Plafonds PER 2026 : combien pouvez-vous déduire de vos impôts ?
L'un des atouts majeurs du PER est la déduction fiscale des versements volontaires. En versant sur votre plan épargne retraite, vous réduisez directement votre revenu imposable, dans la limite d'un plafond annuel. Ce plafond évolue chaque année en fonction du PASS.
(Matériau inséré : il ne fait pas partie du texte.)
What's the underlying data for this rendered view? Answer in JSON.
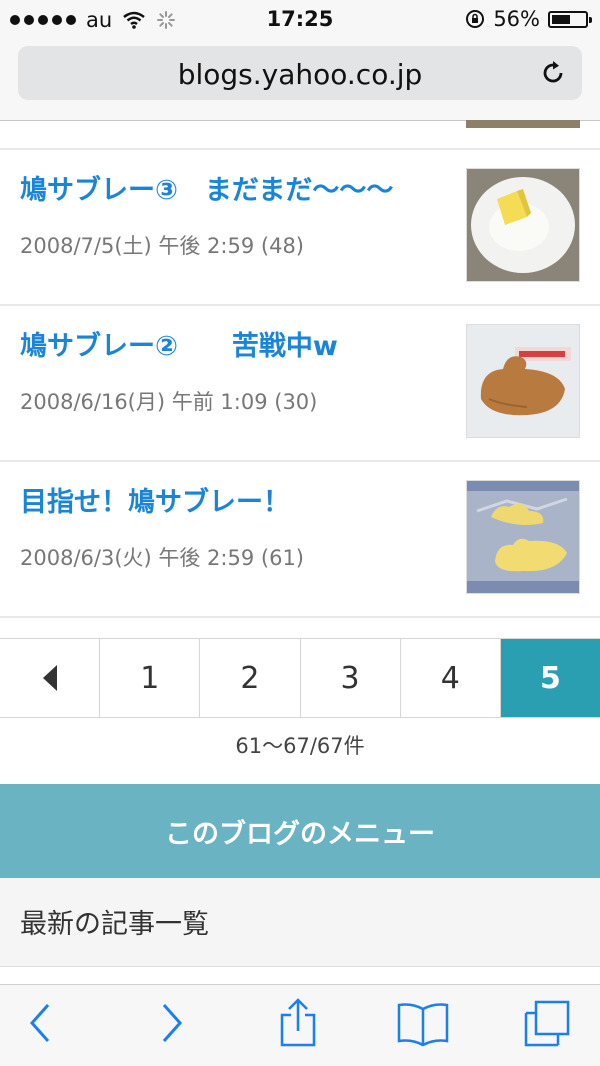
{
  "status": {
    "carrier": "au",
    "time": "17:25",
    "battery": "56%",
    "battery_level": 0.56
  },
  "browser": {
    "url": "blogs.yahoo.co.jp"
  },
  "articles": [
    {
      "title": "鳩サブレー③　まだまだ〜〜〜",
      "meta": "2008/7/5(土) 午後 2:59 (48)",
      "thumb_icon": "butter-sugar-photo"
    },
    {
      "title": "鳩サブレー②　　苦戦中w",
      "meta": "2008/6/16(月) 午前 1:09 (30)",
      "thumb_icon": "dove-cookie-photo"
    },
    {
      "title": "目指せ！鳩サブレー！",
      "meta": "2008/6/3(火) 午後 2:59 (61)",
      "thumb_icon": "dough-on-foil-photo"
    }
  ],
  "pagination": {
    "pages": [
      "1",
      "2",
      "3",
      "4",
      "5"
    ],
    "current": "5",
    "count_text": "61〜67/67件"
  },
  "menu": {
    "header": "このブログのメニュー",
    "items": [
      "最新の記事一覧"
    ]
  },
  "colors": {
    "link": "#1a84d8",
    "active_page": "#2a9fb2",
    "menu_header": "#69b3c2",
    "toolbar_icon": "#1a7ff0"
  }
}
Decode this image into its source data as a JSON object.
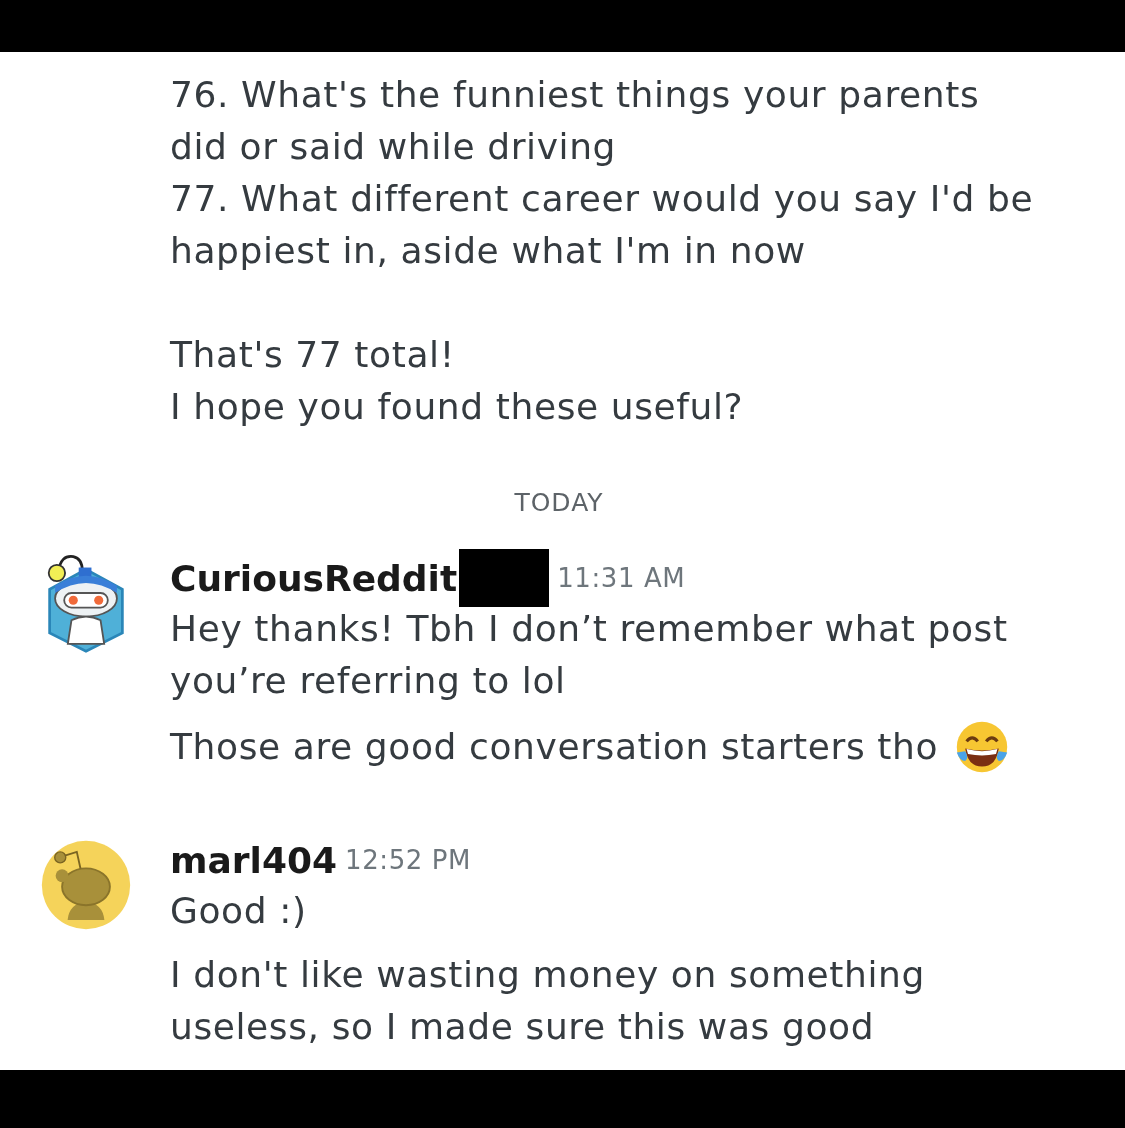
{
  "earlier_message": {
    "blocks": [
      {
        "lines": [
          "76. What's the funniest things your parents did or said while driving",
          "77. What different career would you say I'd be happiest in, aside what I'm in now"
        ]
      },
      {
        "lines": [
          "That's 77 total!",
          "I hope you found these useful?"
        ]
      }
    ]
  },
  "day_divider": "TODAY",
  "messages": [
    {
      "author": "CuriousReddit",
      "redacted": true,
      "time": "11:31 AM",
      "avatar": {
        "kind": "robot"
      },
      "paragraphs": [
        {
          "text": "Hey thanks! Tbh I don’t remember what post you’re referring to lol"
        },
        {
          "text": "Those are good conversation starters tho",
          "emoji": true
        }
      ]
    },
    {
      "author": "marl404",
      "time": "12:52 PM",
      "avatar": {
        "kind": "snoo"
      },
      "paragraphs": [
        {
          "text": "Good :)"
        },
        {
          "text": "I don't like wasting money on something useless, so I made sure this was good"
        }
      ]
    }
  ]
}
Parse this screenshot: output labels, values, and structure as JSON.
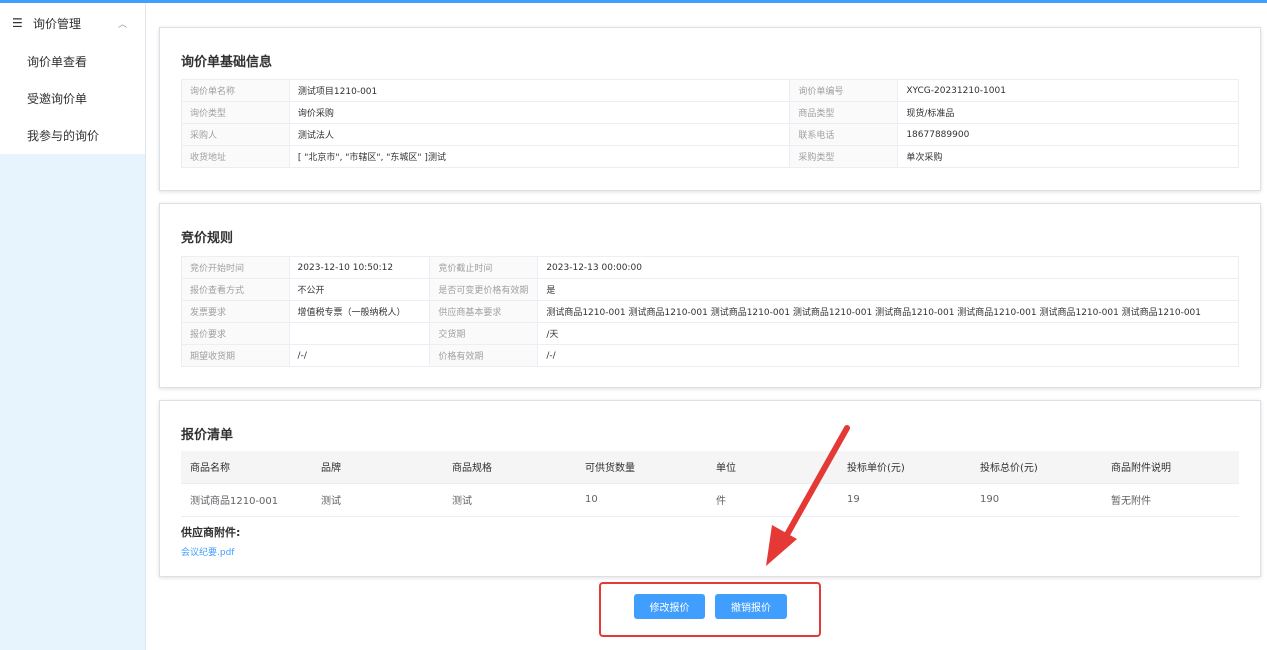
{
  "sidebar": {
    "menu_title": "询价管理",
    "items": [
      {
        "label": "询价单查看"
      },
      {
        "label": "受邀询价单"
      },
      {
        "label": "我参与的询价"
      }
    ]
  },
  "basic_info": {
    "title": "询价单基础信息",
    "rows": [
      {
        "l1": "询价单名称",
        "v1": "测试项目1210-001",
        "l2": "询价单编号",
        "v2": "XYCG-20231210-1001"
      },
      {
        "l1": "询价类型",
        "v1": "询价采购",
        "l2": "商品类型",
        "v2": "现货/标准品"
      },
      {
        "l1": "采购人",
        "v1": "测试法人",
        "l2": "联系电话",
        "v2": "18677889900"
      },
      {
        "l1": "收货地址",
        "v1": "[ \"北京市\", \"市辖区\", \"东城区\" ]测试",
        "l2": "采购类型",
        "v2": "单次采购"
      }
    ]
  },
  "bid_rules": {
    "title": "竞价规则",
    "rows": [
      {
        "l1": "竞价开始时间",
        "v1": "2023-12-10 10:50:12",
        "l2": "竞价截止时间",
        "v2": "2023-12-13 00:00:00"
      },
      {
        "l1": "报价查看方式",
        "v1": "不公开",
        "l2": "是否可变更价格有效期",
        "v2": "是"
      },
      {
        "l1": "发票要求",
        "v1": "增值税专票（一般纳税人）",
        "l2": "供应商基本要求",
        "v2": "测试商品1210-001 测试商品1210-001 测试商品1210-001 测试商品1210-001 测试商品1210-001 测试商品1210-001 测试商品1210-001 测试商品1210-001"
      },
      {
        "l1": "报价要求",
        "v1": "",
        "l2": "交货期",
        "v2": "/天"
      },
      {
        "l1": "期望收货期",
        "v1": "/-/",
        "l2": "价格有效期",
        "v2": "/-/"
      }
    ]
  },
  "quote_list": {
    "title": "报价清单",
    "headers": [
      "商品名称",
      "品牌",
      "商品规格",
      "可供货数量",
      "单位",
      "投标单价(元)",
      "投标总价(元)",
      "商品附件说明"
    ],
    "rows": [
      [
        "测试商品1210-001",
        "测试",
        "测试",
        "10",
        "件",
        "19",
        "190",
        "暂无附件"
      ]
    ],
    "attachments_label": "供应商附件:",
    "attachment_file": "会议纪要.pdf"
  },
  "actions": {
    "modify_label": "修改报价",
    "cancel_label": "撤销报价"
  },
  "colors": {
    "primary": "#409eff",
    "annotation": "#e53935"
  }
}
Le nouveau Plafond Annuel de la Sécurité Sociale (PASS) 2026
Depuis le 1er janvier 2026, le PASS est fixé à 48 060 €, en hausse de 2 % par rapport à 2025 (47 100 €). Cette revalorisation, alignée sur l'évolution du salaire moyen, entraîne mécaniquement une hausse des plafonds de déduction du PER pour tous les épargnants, qu'ils soient salariés ou travailleurs non salariés.
Le plafond de déduction pour les salariés
Pour les salariés et fonctionnaires, le plafond de déduction en 2026 est égal au plus élevé des deux montants suivants :
- 10 % des revenus professionnels de l'année 2025 (nets de cotisations sociales déductibles), pris au maximum sur 8 fois le PASS 2025 ;
- ou 10 % du PASS 2026, soit un plancher de 4 806 € pour les revenus modestes.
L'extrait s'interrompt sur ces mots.